Semantic Search and Question Answering in Enterprise
Learn how NLP enables a new kind of enterprise search applications
Semantic search at a glance
For decades, semantics were foreign to computers. For instance, if you wanted to teach a computer that two words were synonyms, you had to convey that information via hard-coded rules. Modern search systems, however, don’t need rules. Without being explicitly taught how to do it, they understand the semantic relationships between the following sentences almost as well as humans do:
- The cat seems happy.
- This kitten looks entertained.
- Antoine likes ice cream.
Nobody has to tell you that sentence one is similar to sentence two, even though they don’t share any words — and that both, in turn, are very different from the third sentence. That’s because when we evaluate the content of a sentence, we try to grasp its meaning as a whole.
Semantic search emulates that capacity by comparing documents on the basis of semantic similarity. It excels at that thanks to modern neural network architectures — so-called “Transformer” models. These latest pre-trained language models take a semantic approach to interpreting language, mimicking the way a human nerve transmits information by wiring together millions of interconnected “neurons.” Through a training algorithm, the Transformer network learns language by being exposed to a large volume of data.
What is “question answering”?
In the past few years, question answering has become one of the most common technical use cases for NLP. It is often integrated now into enterprise search applications to deliver a Google-like experience for the end-users. Still, the concept is obscure to many.
People ask questions to better understand the world around them. Whether it’s about trying to learn more about a person or a topic, posing a question allows us to get the information that we need to form a clearer picture. In the context of “information retrieval” from a collection of documents, you can similarly use full questions to better understand your textual data or to extract specific information from that data.
Automated systems for question answering (QA) have recently undergone a dramatic overhaul. Thanks to the Transformer-based language models and semantic search technology, these systems are now able to accept a user’s query in natural language and extract an accurate and informative answer from a large collection of documents — all within a fraction of a second.
Textual data accumulates non-stop, and it’s increasingly important to be able to make sense of that data through an easy-to-use natural language interface. Boosting text analysis, mining reports, implementing an internal QA system for your employees, using QA to create new metadata, or revamping customer service applications are just some examples of how a QA system can be used.
Building NLP applications, not “models”
Despite the popularity of the Transformer models, building production-ready enterprise solutions on top of them can be complex. Common deep-learning frameworks are hard to use for non-researchers, and also are hard to integrate with modern application architectures.

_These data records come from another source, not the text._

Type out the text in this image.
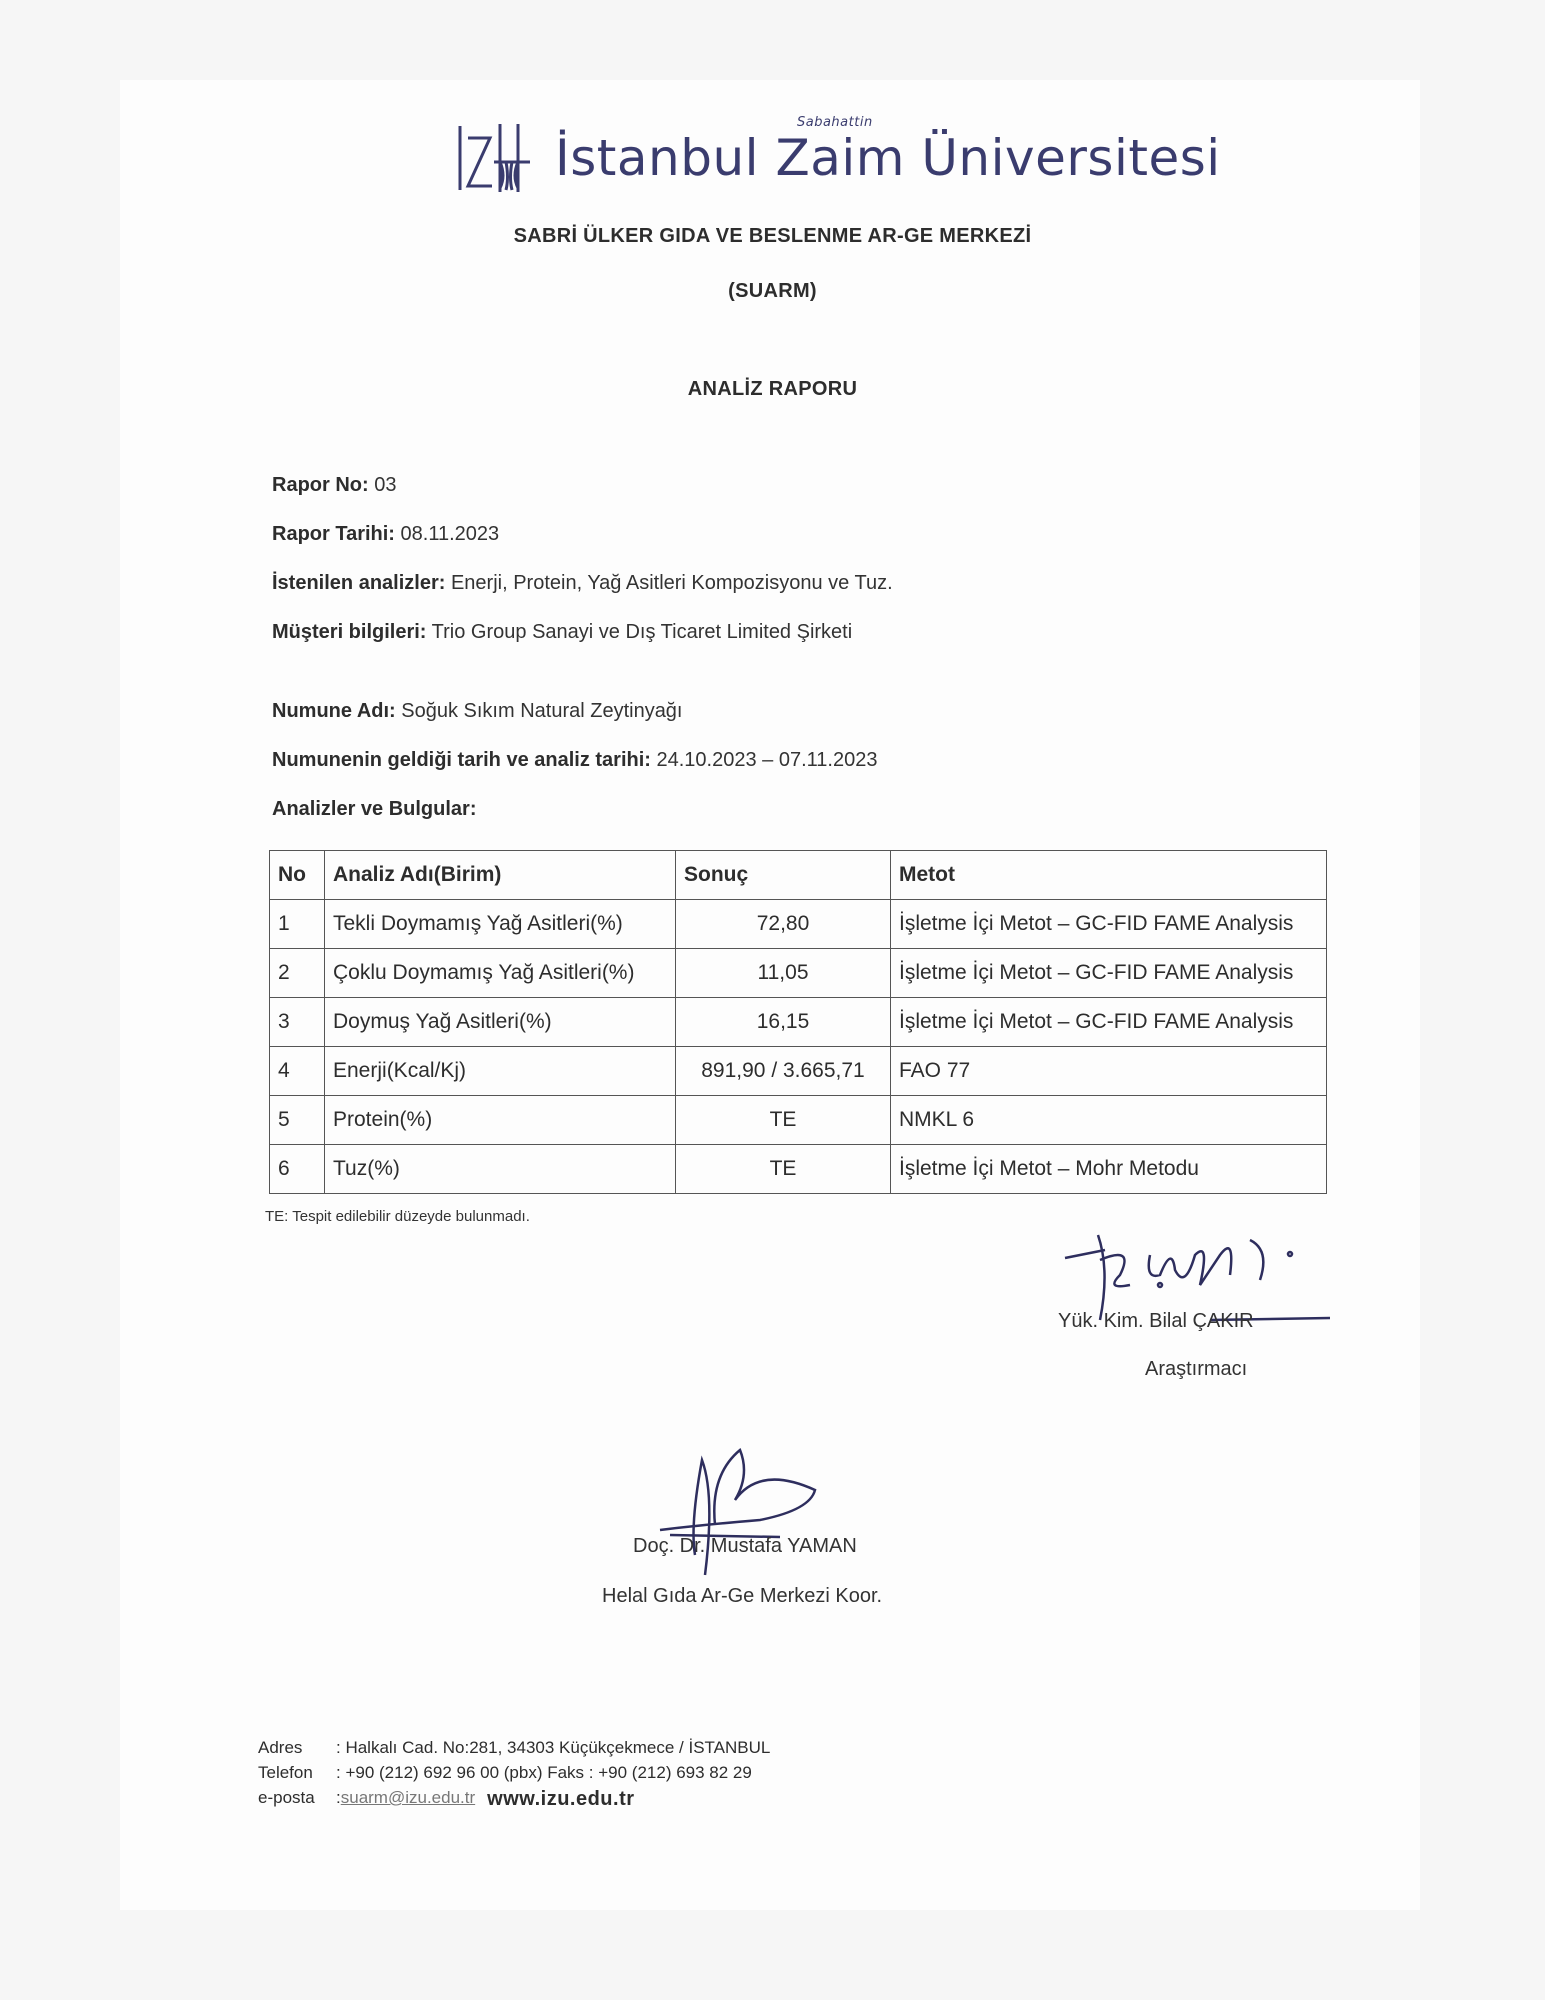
İstanbul Zaim Üniversitesi
Sabahattin
SABRİ ÜLKER GIDA VE BESLENME AR-GE MERKEZİ
(SUARM)
ANALİZ RAPORU
Rapor No: 03
Rapor Tarihi: 08.11.2023
İstenilen analizler: Enerji, Protein, Yağ Asitleri Kompozisyonu ve Tuz.
Müşteri bilgileri: Trio Group Sanayi ve Dış Ticaret Limited Şirketi
Numune Adı: Soğuk Sıkım Natural Zeytinyağı
Numunenin geldiği tarih ve analiz tarihi: 24.10.2023 – 07.11.2023
Analizler ve Bulgular:
No	Analiz Adı(Birim)	Sonuç	Metot
1	Tekli Doymamış Yağ Asitleri(%)	72,80	İşletme İçi Metot – GC-FID FAME Analysis
2	Çoklu Doymamış Yağ Asitleri(%)	11,05	İşletme İçi Metot – GC-FID FAME Analysis
3	Doymuş Yağ Asitleri(%)	16,15	İşletme İçi Metot – GC-FID FAME Analysis
4	Enerji(Kcal/Kj)	891,90 / 3.665,71	FAO 77
5	Protein(%)	TE	NMKL 6
6	Tuz(%)	TE	İşletme İçi Metot – Mohr Metodu
TE: Tespit edilebilir düzeyde bulunmadı.
Yük. Kim. Bilal ÇAKIR
Araştırmacı
Doç. Dr. Mustafa YAMAN
Helal Gıda Ar-Ge Merkezi Koor.
Adres	: Halkalı Cad. No:281, 34303 Küçükçekmece / İSTANBUL
Telefon	: +90 (212) 692 96 00 (pbx) Faks : +90 (212) 693 82 29
e-posta	: suarm@izu.edu.tr www.izu.edu.tr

Many teams involved in the implementation of NLP-driven products are still primarily focusing on solving the “model problem.” This leads to a very long research-intensive cycle of building a proprietary dataset, training a model, evaluating its performance, etc. Instead, this kind of “undifferentiated heavy lifting” can be easily alleviated by picking a readily available pre-trained, open source Transformer model and iterating fast.
In order for the enterprise product teams to become successful, a different approach to application-level NLP is required — the one most closely aligned with the modern development lifecycle. There is a way to implement NLP solutions in agile-like, fast iterations and short-time-to-value manner.
Our open source Haystack NLP framework and the deepset Cloud NLP application development platform have been successfully utilized by many teams to build top-notch NLP solutions. By combining the power of pipeline-oriented architecture, Transformer-based language models, and developer-friendly tooling, Haystack has become the technology of choice for many enterprises.
In turn, deepset Cloud offers a fully managed platform that helps enterprise product teams build API-driven NLP backends. It offers all the tools needed for populating the document store, prototyping and evaluating pipelines, deployment, and collecting user feedback — all while following best practices from the modern software development and MLOps lifecycle. By leveraging Haystack’s most pragmatic technology stack, deepset Cloud offers all the required components to quickly build a variety of semantic search systems that could be easily integrated with modern enterprise applications.